There’s a scene in Ballyturk when the characters share tea and biscuits. Of course this being Enda Walsh, that banal Irish charade has been reimagined as an absurdly cartoonish ritual in which the biscuits are piled Jenga-like. Pull the wrong one and it all comes tumbling down.
It’s an unfortunately fitting metaphor for the Abbey Theatre’s renewal of Walsh’s 2014 work. Cillian Murphy, it turns out, is the missing, load-bearing, biscuit.
Absent his manic, sinew-busting physicality (no one has worn a hurling helmet with more conviction since Niall McCarthy in the 2004 All-Ireland final), simply not matched by Tadhg Murphy in the role of 1, the play has lost its spark.

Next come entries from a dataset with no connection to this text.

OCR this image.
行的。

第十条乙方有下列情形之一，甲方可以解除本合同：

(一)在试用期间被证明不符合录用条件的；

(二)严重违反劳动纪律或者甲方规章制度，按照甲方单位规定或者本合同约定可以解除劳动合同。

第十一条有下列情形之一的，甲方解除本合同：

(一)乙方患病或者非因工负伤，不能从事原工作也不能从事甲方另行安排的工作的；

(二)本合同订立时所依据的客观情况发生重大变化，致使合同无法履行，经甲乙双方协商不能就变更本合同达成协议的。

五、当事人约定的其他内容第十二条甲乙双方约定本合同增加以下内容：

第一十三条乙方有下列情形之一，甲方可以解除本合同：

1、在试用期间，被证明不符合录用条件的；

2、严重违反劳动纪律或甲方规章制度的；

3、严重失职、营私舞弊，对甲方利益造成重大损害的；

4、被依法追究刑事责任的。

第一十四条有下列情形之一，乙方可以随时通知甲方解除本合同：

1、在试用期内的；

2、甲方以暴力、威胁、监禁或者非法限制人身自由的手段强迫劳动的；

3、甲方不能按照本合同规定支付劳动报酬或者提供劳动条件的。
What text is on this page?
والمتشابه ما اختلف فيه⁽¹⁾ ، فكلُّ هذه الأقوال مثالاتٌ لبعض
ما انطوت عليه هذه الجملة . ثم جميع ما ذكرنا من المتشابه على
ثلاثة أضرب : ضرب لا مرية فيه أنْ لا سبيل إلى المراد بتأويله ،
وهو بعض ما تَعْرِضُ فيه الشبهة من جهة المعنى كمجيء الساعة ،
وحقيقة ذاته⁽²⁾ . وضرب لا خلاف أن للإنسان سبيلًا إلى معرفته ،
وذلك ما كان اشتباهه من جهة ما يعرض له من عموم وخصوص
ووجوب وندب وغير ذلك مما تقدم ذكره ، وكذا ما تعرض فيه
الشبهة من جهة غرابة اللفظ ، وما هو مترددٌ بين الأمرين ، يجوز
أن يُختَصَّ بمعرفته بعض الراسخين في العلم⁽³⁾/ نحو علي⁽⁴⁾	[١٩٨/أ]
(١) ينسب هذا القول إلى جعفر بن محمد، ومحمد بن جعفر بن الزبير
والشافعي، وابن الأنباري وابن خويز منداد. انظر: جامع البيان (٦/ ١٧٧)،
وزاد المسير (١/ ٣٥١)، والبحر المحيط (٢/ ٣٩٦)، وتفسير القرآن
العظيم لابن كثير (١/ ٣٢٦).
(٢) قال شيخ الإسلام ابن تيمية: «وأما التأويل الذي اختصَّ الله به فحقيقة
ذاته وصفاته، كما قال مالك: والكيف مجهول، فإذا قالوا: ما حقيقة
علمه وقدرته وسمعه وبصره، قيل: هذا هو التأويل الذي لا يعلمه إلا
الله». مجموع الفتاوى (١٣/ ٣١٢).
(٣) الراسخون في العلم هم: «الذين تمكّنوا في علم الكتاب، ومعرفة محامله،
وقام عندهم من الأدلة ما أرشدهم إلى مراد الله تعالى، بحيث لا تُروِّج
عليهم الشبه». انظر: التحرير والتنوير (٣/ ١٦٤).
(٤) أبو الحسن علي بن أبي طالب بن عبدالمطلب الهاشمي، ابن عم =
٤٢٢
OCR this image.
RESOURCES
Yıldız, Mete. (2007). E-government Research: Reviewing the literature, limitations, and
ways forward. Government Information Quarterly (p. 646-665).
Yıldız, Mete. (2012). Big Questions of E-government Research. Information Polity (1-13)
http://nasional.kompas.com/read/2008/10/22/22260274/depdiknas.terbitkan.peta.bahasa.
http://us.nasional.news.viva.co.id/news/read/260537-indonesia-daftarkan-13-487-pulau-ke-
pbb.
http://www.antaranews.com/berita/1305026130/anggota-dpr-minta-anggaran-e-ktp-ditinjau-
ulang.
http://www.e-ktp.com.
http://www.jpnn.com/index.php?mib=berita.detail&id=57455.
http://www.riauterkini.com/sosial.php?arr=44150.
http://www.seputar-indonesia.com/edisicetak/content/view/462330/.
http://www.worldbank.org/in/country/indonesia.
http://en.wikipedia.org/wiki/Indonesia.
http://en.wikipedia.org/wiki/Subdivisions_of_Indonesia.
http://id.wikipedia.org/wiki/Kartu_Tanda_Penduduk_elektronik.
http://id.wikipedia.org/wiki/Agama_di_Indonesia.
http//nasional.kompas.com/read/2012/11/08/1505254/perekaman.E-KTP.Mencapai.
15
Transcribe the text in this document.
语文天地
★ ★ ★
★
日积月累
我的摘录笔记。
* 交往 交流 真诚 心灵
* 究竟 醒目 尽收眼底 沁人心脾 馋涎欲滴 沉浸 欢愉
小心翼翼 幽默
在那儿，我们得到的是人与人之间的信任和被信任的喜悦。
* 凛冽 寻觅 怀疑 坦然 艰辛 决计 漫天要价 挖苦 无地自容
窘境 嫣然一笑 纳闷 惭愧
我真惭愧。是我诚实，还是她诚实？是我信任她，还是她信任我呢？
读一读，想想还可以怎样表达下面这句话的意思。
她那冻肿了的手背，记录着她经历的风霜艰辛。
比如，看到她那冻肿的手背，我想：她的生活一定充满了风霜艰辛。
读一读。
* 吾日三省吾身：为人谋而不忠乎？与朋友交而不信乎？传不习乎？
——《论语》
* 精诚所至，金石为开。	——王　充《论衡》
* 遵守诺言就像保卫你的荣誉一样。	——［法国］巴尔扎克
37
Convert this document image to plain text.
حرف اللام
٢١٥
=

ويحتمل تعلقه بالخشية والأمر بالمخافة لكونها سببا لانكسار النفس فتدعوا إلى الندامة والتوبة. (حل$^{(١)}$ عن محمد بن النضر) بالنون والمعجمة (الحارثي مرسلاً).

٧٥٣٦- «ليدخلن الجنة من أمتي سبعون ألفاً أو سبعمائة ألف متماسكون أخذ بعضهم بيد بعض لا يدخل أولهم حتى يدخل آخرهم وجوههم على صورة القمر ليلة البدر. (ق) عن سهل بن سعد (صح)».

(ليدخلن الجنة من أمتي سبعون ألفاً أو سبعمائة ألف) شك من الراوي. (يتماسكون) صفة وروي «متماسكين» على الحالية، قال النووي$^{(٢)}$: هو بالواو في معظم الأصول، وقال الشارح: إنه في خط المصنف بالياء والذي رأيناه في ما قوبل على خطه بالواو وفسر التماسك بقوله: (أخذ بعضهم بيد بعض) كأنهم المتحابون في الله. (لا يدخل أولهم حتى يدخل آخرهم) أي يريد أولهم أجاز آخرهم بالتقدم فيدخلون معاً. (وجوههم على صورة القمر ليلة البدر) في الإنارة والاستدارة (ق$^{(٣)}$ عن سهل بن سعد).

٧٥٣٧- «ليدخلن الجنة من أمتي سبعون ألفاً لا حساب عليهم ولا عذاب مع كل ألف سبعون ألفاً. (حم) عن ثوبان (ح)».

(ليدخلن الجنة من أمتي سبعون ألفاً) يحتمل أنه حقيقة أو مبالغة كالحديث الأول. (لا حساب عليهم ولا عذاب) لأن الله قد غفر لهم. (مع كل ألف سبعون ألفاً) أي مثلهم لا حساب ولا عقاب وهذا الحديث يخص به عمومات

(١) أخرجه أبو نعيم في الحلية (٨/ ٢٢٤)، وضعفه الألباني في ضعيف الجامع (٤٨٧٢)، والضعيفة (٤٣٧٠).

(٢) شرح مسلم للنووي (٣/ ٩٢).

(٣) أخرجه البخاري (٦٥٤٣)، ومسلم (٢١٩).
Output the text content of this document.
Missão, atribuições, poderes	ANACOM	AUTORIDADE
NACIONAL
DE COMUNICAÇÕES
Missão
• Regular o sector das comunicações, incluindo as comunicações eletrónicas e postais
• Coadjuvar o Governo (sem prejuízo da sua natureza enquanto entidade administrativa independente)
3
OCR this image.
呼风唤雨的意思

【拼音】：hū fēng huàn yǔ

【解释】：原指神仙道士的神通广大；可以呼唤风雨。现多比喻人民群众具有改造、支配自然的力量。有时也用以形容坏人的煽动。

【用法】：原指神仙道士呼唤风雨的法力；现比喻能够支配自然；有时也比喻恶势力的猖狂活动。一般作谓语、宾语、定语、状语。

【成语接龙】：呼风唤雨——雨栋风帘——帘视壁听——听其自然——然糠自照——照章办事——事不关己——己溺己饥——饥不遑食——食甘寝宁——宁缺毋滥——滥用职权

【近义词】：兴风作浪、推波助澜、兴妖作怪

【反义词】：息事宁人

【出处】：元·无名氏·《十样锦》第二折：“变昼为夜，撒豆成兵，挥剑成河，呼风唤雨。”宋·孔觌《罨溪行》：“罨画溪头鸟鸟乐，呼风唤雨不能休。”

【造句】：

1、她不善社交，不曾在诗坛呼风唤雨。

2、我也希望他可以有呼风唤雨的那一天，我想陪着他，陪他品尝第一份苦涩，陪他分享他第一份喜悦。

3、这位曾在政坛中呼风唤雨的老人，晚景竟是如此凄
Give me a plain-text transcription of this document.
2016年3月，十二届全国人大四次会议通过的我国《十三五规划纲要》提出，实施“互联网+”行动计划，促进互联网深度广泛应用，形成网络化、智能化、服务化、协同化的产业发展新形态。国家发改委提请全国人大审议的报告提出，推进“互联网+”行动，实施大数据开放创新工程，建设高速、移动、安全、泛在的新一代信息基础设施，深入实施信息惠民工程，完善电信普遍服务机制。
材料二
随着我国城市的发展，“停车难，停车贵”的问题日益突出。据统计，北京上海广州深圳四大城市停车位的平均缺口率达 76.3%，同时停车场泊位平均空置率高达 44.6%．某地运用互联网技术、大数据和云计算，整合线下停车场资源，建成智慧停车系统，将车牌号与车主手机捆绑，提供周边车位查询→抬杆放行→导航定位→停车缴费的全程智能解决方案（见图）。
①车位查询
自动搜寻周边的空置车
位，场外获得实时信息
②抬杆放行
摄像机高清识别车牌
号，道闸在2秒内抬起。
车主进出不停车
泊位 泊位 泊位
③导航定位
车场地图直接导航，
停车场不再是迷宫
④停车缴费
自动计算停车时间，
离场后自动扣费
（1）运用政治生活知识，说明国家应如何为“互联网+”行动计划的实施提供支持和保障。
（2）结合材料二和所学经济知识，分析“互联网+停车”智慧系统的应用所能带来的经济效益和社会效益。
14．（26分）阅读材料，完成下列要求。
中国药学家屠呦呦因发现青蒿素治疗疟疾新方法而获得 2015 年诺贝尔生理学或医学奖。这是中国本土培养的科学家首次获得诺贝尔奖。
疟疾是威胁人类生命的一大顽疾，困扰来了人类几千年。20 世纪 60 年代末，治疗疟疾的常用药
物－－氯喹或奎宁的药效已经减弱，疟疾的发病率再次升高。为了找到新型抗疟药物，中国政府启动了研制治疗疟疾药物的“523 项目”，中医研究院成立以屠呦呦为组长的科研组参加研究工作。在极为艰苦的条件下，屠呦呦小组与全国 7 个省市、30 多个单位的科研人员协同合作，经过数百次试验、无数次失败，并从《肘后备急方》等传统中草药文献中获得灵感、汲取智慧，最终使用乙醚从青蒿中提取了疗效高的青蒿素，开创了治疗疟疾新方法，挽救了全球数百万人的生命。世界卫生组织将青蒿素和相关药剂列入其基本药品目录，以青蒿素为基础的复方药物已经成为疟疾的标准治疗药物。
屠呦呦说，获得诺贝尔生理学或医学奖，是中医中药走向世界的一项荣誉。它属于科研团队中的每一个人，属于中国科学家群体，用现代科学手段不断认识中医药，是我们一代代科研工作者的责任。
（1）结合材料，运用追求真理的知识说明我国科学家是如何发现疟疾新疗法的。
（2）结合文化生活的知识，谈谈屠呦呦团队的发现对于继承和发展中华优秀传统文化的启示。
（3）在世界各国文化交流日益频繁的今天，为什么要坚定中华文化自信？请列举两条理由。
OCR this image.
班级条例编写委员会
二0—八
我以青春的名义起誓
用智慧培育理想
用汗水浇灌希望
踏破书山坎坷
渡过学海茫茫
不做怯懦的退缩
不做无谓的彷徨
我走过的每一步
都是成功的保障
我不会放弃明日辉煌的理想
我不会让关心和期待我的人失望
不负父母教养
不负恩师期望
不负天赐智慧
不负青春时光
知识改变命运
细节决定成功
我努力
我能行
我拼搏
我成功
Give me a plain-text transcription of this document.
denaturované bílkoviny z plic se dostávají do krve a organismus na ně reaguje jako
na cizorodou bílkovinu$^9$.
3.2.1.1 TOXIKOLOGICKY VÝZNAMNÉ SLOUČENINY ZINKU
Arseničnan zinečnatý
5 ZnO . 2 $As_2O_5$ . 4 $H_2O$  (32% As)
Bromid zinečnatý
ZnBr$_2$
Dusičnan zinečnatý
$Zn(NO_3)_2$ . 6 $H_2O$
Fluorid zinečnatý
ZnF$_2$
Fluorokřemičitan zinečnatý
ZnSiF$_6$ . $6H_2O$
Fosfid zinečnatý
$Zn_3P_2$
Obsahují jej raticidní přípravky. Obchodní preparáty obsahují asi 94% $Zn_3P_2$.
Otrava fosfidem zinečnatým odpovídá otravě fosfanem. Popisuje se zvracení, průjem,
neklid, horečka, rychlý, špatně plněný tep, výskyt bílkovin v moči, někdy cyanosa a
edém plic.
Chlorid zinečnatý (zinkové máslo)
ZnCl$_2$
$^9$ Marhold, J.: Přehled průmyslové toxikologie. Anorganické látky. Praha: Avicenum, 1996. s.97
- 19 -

Mikel Murfi reprises his part as 2, and is, as ever, excellent; but he achieved such a symbiotic display with Cillian Murphy that a whole dimension to his performance has been lost.
The play is essentially a piece of meta-Walsh, a comment on his own writing practice, one that cannibalises his earlier themes, characters and motifs. At times, it’s a riot. But the strongest sense of the piece now, three years on, is as a staging post: the work of a writer coming to the end of one approach, and about to begin another. The more achieved, dynamic works Walsh has produced since then, Arlington and The Last Hotel among them, only underline this.
The plot twist in Ballyturk, which ruptures the hermetic world of 1 and 2 and their exuberant storytelling, comes via a deus-ex-machina moment when another character (named 3, of course) enters, like Death come, or Godot. Olwen Fouere has succeeded Stephen Rea in this role. But where Rea was sardonic and innately funny, Fouere plays it straight and humourless. Again, it’s simply not as effective this time round.